In the camp, the Japanese withheld the Red Cross packages from the POWs and took the canned meats, canned fruit, canned milk, and cheese for themselves. Blankets and clothing intended for the POWs were used by the guards. If a POW violated a rule, the grain ration, for all the POWs, was reduced by 20 percent. At one point, 49 POWs were lined up – because one POW had broken a rule – and beaten with leather belts.
It is known that in February 1945, Shelby and two other POWs were caught with tobacco and cigarettes that they had stolen from the Japanese storeroom. The three men were hit with fists and kicked by a Japanese guard for fifteen minutes. The POWs had their overcoats and shoes taken away and were put in the guardhouse. The assistant camp commander brought them their coats and night and took them from the men before the commandant returned in the morning. He convinced the commandant to release the men after three days in the guardhouse. Postwar trial records, from after the war, show that physical abuse of the prisoners was a common occurrence at the camp.
On August 14, 1945, the POWs did not have to go to work. They were also told the August 16th and 17th were Japanese holidays and that they would have the days off. In the years previous years, the POWs had never had a day off for any Japanese holidays. The POWs had the next two days off also. Finally, on August 20th, the camp commander told the POWs the war was over.

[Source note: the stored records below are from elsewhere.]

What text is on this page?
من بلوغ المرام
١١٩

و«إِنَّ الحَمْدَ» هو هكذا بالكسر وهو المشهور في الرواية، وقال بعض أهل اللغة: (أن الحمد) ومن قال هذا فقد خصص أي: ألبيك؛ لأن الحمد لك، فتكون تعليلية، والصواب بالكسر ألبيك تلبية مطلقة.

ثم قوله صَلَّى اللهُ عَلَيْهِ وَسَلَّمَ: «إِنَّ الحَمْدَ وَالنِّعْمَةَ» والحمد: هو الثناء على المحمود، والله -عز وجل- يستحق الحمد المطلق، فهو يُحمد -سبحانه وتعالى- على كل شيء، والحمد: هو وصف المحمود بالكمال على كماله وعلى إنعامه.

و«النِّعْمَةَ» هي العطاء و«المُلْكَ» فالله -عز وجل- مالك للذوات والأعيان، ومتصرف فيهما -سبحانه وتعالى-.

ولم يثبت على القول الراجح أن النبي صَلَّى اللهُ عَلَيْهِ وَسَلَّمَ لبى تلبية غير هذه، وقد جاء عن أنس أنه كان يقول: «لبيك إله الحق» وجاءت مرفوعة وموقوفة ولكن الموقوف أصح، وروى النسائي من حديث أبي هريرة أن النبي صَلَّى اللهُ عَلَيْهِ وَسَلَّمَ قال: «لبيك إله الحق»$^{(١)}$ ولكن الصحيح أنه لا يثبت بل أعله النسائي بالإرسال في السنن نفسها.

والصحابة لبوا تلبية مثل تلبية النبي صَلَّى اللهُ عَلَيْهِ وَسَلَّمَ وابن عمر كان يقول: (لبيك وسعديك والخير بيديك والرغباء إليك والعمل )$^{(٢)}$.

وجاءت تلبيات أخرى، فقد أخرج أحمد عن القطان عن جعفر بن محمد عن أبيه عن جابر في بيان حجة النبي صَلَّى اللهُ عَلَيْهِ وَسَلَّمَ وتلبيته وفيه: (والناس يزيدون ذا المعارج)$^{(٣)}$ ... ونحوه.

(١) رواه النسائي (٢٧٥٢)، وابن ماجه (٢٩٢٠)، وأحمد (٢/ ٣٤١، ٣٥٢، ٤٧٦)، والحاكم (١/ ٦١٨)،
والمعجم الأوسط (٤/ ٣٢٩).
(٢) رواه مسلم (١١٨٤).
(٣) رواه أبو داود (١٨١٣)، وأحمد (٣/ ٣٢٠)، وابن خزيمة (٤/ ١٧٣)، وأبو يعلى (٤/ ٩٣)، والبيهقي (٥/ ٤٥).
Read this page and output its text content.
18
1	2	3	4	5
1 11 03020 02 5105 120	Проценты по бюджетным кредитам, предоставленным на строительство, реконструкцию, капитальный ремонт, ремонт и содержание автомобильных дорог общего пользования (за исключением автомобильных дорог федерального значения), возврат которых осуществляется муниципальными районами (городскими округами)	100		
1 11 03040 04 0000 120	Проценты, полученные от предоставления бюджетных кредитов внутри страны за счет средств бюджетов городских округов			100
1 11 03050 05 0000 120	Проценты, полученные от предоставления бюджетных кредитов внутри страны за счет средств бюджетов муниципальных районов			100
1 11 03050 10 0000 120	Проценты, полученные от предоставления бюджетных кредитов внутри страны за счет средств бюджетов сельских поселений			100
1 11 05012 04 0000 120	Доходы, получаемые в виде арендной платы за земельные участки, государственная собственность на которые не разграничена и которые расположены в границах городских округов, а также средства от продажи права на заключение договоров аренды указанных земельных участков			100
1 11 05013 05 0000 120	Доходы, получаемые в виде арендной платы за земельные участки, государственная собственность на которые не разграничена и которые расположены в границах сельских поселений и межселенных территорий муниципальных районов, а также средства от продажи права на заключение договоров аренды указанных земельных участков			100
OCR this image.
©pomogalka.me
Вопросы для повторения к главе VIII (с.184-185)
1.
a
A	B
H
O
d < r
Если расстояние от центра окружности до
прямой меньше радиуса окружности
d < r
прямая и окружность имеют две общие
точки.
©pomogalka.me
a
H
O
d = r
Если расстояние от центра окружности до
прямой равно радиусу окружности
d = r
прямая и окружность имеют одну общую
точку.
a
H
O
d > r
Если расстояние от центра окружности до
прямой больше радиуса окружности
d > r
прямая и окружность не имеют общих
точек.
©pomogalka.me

American Naval planes found the camp and dropped notes stating they needed to stay clear of an area so that a food drop could take place. On August 28th, the B-29s dropped food, clothing, and medicine to the POWs. The POWs remained in the camp until September 13th, when they were taken to Hanawa and taken by train to Shiogama near Sendai.
The POWs were taken aboard the U.S.S. Relief and processed. They were returned to Manila for treatment. They finally returned to the United States, on the S.S. Klipfontein which sailed on October 9. 1945, arriving at Seattle, Washington, on October 28, 1945. Shelby returned to Kentucky and married Ida Nell. His official residence was 2130 Garland Avenue, Louisville, Kentucky.
Shelby was discharged from the military but reenlisted. This time he joined the Army Air Corps and later the Air Force. He was stationed at Godman Air Force Base at Ft. Knox before returning to the Philippines and was being stationed at Clark Field in May of 1950. While returning to the airbase from a fiesta at a barrio the night of April 21, 1951, Shelby and five other soldiers were killed when their vehicle was attacked by communist Huks outside of Manila.
On June 5, 1951, S/Sgt. Shelby G. Embry was buried at Zachery Taylor National Cemetery in Louisville, Kentucky, in Section C, Site 459.